This year marks the fifth year Diet Coke will play an active role in The Heart Truth® campaign. Diet Coke is taking its efforts online, on packaging, and on the runway to call attention to women’s heart health educational programs.
Noting that “showing a little heart” never goes out of style, actress Minka Kelly and fashion designer Diane von Furstenberg are teaming up with Diet Coke and the National Heart, Lung, and Blood Institute’s (NHLBI) The Heart Truth® campaign to raise awareness of women’s heart health educational programs. Five Diet Coke fans joined these women for the Red Dress Collection Fashion Show on February 8 to kickoff New York Fashion Week.
Diane von Furstenberg created a limited-edition collection of Diet Coke aluminum bottles featuring her iconic prints. The bottles will be sold in select Diane von Furstenberg stores in New York and on DVF.com during the month of February. Proceeds from the bottle sales will benefit the Foundation for the National Institutes of Health (FNIH), in support of The Heart Truth and women’s heart health research and educational programs.
Throughout the month of February, Diet Coke drinkers also will be treated to special packaging featuring the now familiar stick figure painting a large, red heart. Additionally, more than six billion packages of Diet Coke will feature The Heart Truth logo throughout the year.

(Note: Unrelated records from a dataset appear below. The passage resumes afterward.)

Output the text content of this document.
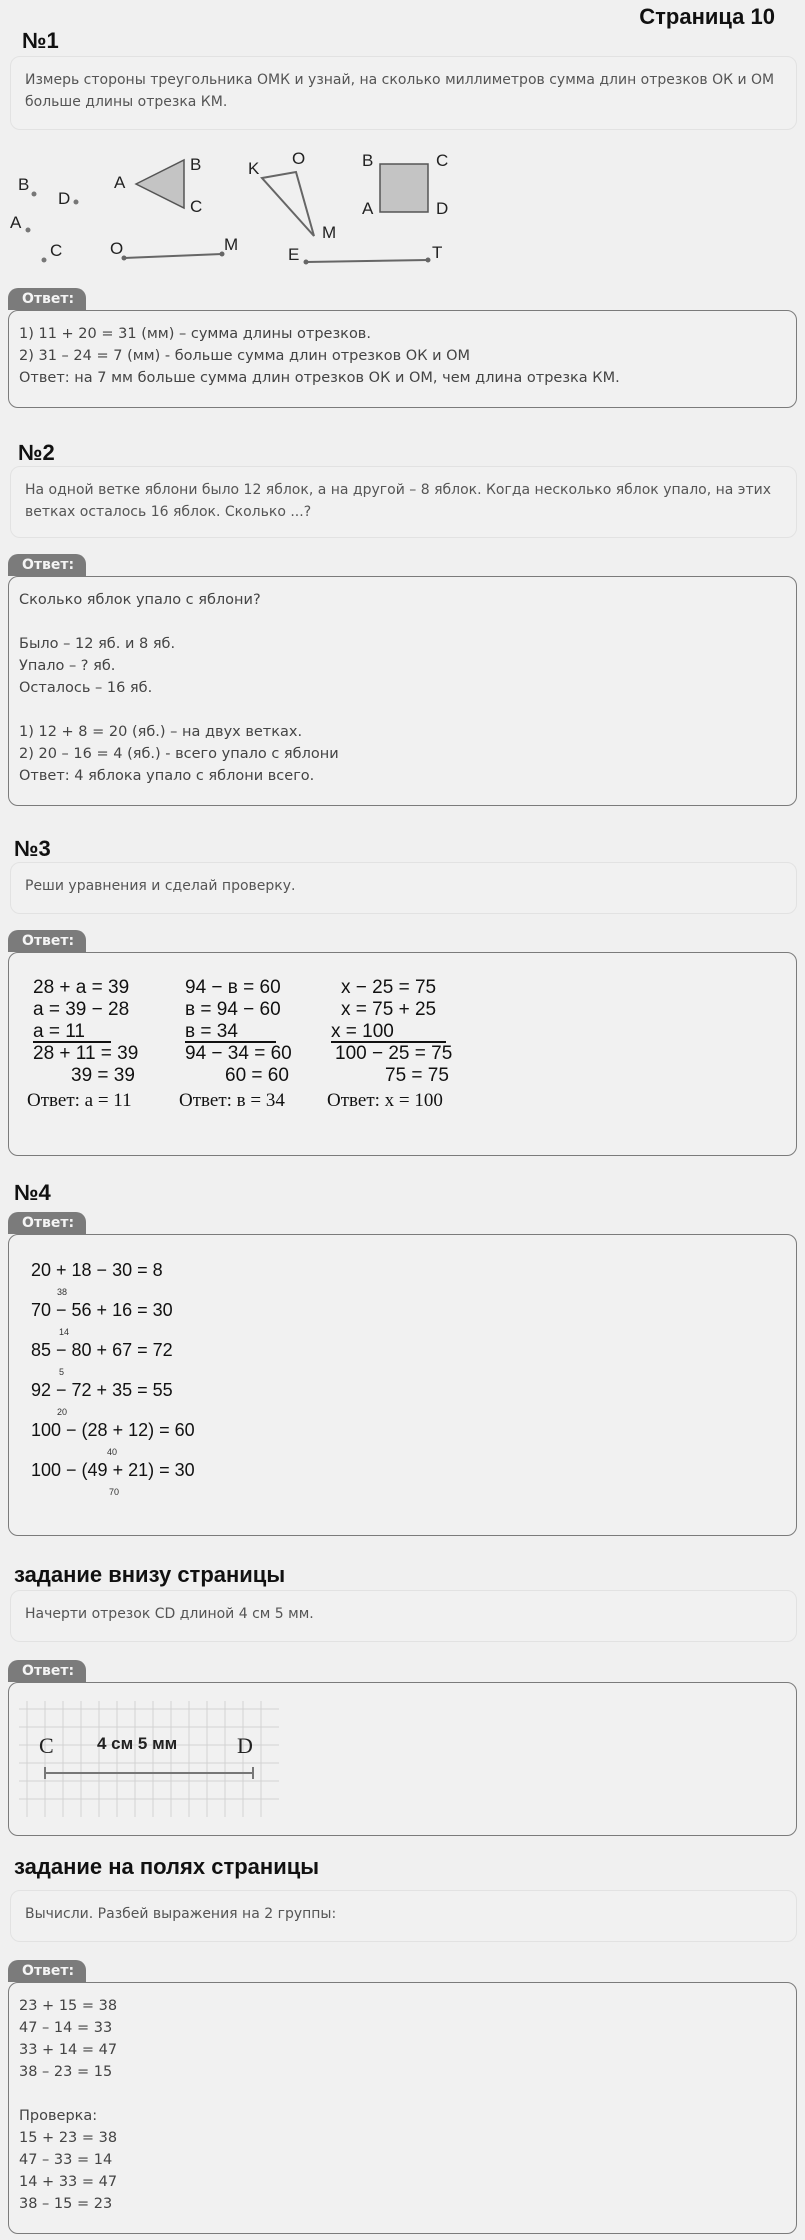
Страница 10
№1
Измерь стороны треугольника ОМК и узнай, на сколько миллиметров сумма длин отрезков ОК и ОМ больше длины отрезка КМ.
B
D
A
C	O	M
A
B
C
K
O
M
B	C
A	D
E	T
Ответ:
1) 11 + 20 = 31 (мм) – сумма длины отрезков.
2) 31 – 24 = 7 (мм) - больше сумма длин отрезков ОК и ОМ
Ответ: на 7 мм больше сумма длин отрезков ОК и ОМ, чем длина отрезка КМ.
№2
На одной ветке яблони было 12 яблок, а на другой – 8 яблок. Когда несколько яблок упало, на этих ветках осталось 16 яблок. Сколько ...?
Ответ:
Сколько яблок упало с яблони?
Было – 12 яб. и 8 яб.
Упало – ? яб.
Осталось – 16 яб.
1) 12 + 8 = 20 (яб.) – на двух ветках.
2) 20 – 16 = 4 (яб.) - всего упало с яблони
Ответ: 4 яблока упало с яблони всего.
№3
Реши уравнения и сделай проверку.
Ответ:
28 + а = 39
а = 39 − 28
а = 11
28 + 11 = 39
39 = 39
Ответ: а = 11
94 − в = 60
в = 94 − 60
в = 34
94 − 34 = 60
60 = 60
Ответ: в = 34
х − 25 = 75
х = 75 + 25
х = 100
100 − 25 = 75
75 = 75
Ответ: х = 100
№4
Ответ:
20 + 18 − 30 = 8
38
70 − 56 + 16 = 30
14
85 − 80 + 67 = 72
5
92 − 72 + 35 = 55
20
100 − (28 + 12) = 60
40
100 − (49 + 21) = 30
70
задание внизу страницы
Начерти отрезок CD длиной 4 см 5 мм.
Ответ:
C	D
4 см 5 мм
задание на полях страницы
Вычисли. Разбей выражения на 2 группы:
Ответ:
23 + 15 = 38
47 – 14 = 33
33 + 14 = 47
38 – 23 = 15
Проверка:
15 + 23 = 38
47 – 33 = 14
14 + 33 = 47
38 – 15 = 23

“For five years, Diet Coke has been a passionate supporter of The Heart Truth and its efforts to raise awareness about the importance of heart health,” said William White, brand director, Diet Coke North America. “While we’ve shared this vital message with millions of people through our partnership with the NHLBI, we’ll reach even more this year with creative online programs, in-store activations, and eye-catching packaging.”
A press release on this subject noted that through successful heart health educational programs and with the support of scores of people dedicated to the cause, including Diet Coke fans, awareness of heart disease among women has nearly doubled in the last 12 years. More than half (54%) of women recognize that heart disease is the leading cause of death for women in the United States, up from 30% in 1997.